I also foresee this a a big year where special education costs will face off over ELP and other programs. Boards will have some tricky work ahead of them to balance their budgets for 2010-11, but the word from the ministry will likely still be that it's possible if trustees are ready to tackle some difficult decisions they've been putting off since the Liberals entered government.
I could be wrong-- but would be slightly freaked out if I was right on this call.

2 comments:

Anonymous said...

All it says to me ER is that the gov't really didn't think this through and filled in the blanks in a way that suited the teacher unions but spelled hardship for most boards.

I'm going to be really surprised if we see any more phasing of this happen as boards realize just what kind of a bind has been negotiated on their behalf.

I really like how all accounting for this has nicely shifted from the MOE to trustees who will have not only to make tough decisions but do so knowing that they've pretty much been left holding the bag. I'm all for trustees being able to make decisions for their communities but no education system can run for long based on the writing of programs done on the fly to court votes...which is what I truly believe this is.
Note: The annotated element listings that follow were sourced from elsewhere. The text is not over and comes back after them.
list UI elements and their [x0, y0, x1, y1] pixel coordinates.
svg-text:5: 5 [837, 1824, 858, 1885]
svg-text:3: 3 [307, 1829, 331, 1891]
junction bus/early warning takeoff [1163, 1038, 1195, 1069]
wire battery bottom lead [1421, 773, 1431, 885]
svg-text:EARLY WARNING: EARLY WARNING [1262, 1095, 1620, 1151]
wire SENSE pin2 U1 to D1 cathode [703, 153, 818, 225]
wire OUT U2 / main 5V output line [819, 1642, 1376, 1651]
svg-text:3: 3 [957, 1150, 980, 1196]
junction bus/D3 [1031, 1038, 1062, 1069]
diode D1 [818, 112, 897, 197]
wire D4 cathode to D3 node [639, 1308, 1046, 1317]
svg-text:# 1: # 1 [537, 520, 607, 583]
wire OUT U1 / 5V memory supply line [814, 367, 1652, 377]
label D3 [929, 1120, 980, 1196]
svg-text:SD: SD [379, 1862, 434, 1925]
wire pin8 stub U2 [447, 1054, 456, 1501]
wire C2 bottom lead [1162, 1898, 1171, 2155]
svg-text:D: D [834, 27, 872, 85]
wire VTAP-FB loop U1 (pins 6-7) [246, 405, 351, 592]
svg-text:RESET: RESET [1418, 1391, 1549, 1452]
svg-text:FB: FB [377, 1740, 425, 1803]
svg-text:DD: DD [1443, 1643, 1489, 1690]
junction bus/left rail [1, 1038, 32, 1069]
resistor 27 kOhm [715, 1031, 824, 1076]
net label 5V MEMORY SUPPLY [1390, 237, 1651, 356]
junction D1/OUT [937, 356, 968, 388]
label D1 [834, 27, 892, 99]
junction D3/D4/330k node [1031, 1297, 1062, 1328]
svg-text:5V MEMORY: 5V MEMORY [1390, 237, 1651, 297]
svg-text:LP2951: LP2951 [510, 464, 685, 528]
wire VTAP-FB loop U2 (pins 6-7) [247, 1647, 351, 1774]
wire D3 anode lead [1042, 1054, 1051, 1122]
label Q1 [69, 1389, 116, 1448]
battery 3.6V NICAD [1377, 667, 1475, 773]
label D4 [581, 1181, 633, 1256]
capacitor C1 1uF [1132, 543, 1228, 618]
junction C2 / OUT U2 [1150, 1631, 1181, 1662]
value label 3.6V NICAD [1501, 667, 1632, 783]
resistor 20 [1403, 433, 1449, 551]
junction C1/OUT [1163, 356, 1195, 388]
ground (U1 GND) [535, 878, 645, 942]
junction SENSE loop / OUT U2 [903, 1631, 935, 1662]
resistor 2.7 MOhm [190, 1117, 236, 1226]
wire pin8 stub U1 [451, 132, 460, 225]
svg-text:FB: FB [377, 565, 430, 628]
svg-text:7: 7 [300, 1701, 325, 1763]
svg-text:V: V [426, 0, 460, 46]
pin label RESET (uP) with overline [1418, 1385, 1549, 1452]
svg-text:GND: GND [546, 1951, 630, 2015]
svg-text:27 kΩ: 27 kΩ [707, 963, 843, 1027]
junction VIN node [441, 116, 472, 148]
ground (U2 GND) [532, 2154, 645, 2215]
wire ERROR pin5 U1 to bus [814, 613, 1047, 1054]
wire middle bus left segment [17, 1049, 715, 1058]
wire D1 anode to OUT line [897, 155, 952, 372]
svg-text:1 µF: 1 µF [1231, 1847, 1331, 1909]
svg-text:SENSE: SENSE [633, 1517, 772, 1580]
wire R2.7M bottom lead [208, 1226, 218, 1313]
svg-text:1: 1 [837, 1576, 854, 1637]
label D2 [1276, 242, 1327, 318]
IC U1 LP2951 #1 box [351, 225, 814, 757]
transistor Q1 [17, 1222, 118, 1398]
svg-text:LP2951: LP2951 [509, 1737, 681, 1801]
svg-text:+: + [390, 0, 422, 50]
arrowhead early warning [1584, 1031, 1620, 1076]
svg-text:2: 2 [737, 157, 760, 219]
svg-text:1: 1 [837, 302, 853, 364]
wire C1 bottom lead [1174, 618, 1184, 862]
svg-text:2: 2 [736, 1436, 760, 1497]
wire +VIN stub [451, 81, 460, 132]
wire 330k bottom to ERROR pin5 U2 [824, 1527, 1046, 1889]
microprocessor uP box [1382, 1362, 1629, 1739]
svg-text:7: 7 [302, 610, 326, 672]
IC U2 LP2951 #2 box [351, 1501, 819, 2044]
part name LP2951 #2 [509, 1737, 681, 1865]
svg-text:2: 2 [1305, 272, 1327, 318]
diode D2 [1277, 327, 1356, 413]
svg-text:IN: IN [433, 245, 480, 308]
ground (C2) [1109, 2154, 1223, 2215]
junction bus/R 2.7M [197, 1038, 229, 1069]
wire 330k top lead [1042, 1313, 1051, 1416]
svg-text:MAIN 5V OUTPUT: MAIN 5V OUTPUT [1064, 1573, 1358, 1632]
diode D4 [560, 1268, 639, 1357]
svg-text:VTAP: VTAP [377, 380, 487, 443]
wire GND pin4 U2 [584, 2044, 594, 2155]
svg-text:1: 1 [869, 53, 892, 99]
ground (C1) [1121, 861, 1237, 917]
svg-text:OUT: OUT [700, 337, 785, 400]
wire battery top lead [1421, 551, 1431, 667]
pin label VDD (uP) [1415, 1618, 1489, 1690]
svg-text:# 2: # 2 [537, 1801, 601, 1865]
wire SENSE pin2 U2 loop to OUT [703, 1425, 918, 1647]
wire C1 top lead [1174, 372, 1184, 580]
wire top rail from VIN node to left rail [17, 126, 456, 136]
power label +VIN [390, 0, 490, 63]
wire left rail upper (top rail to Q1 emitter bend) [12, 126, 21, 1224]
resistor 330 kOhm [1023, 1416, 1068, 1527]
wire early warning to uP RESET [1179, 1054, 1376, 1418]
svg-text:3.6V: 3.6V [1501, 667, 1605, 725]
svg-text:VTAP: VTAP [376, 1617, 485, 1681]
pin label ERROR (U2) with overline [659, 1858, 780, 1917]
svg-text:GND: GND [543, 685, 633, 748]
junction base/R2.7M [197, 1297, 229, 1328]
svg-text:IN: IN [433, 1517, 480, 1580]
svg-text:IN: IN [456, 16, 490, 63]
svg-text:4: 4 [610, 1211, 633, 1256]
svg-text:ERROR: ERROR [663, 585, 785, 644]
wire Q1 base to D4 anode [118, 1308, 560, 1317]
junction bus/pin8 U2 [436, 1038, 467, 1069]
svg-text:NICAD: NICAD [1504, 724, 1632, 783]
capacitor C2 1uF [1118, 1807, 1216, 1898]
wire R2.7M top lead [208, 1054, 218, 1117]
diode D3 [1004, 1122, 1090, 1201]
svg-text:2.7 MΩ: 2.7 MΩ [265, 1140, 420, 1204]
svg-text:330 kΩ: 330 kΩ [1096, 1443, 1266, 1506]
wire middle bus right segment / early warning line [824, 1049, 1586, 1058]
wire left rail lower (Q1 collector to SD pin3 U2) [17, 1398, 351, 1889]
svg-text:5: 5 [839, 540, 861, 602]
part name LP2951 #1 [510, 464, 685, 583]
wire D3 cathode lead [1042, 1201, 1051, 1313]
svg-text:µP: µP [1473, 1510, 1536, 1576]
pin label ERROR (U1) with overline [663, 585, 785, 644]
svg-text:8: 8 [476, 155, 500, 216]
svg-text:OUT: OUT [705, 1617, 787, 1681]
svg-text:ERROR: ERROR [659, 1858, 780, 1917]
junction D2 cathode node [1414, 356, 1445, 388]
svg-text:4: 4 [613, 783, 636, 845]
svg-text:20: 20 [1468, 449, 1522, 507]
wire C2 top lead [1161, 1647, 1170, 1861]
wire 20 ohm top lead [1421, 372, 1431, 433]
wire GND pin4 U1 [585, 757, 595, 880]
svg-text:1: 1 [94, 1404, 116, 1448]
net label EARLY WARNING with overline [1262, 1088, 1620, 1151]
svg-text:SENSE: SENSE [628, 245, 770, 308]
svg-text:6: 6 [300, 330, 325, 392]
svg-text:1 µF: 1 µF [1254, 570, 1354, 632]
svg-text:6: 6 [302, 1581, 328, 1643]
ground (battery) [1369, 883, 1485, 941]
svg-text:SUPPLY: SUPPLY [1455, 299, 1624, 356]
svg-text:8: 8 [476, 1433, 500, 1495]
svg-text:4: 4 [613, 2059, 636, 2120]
I'd like to be introduced to the folks at any board in the province that finds savings in this mess which they can freely apply to ELP.

I for one really think that if any savings are found it shouldn't go to prop up a program that's very unpopular in my area at the moment.

CC

RetDir said...

I believe the Ministry has just cottoned on to the fact that cost-recovery means prohibitive fees, especially since in many parts of the province the wages of ECEs in the schools will be significantly higher than the wages of ECEs in the daycares (especially where they are non-union). I understand that there will be a reg introduced to define for boards what cost-recovery means. The real problem for daycares is that 4 and 5 years olds are their profit centres - they use the money they make on these kids to subsidize what would be prohibitively expensive infant and toddler programs.
And getting vacant spaces under control means an avalanche of school closures, which in the year prior to an election may not be something the government wants to encourage, although my sense is that the general public fully understands and supports rationalization of space, just as they did in the 60s. It is interesting to note that the legislative changes do not extend to school boards being allowed to operate daycares for non-school aged children.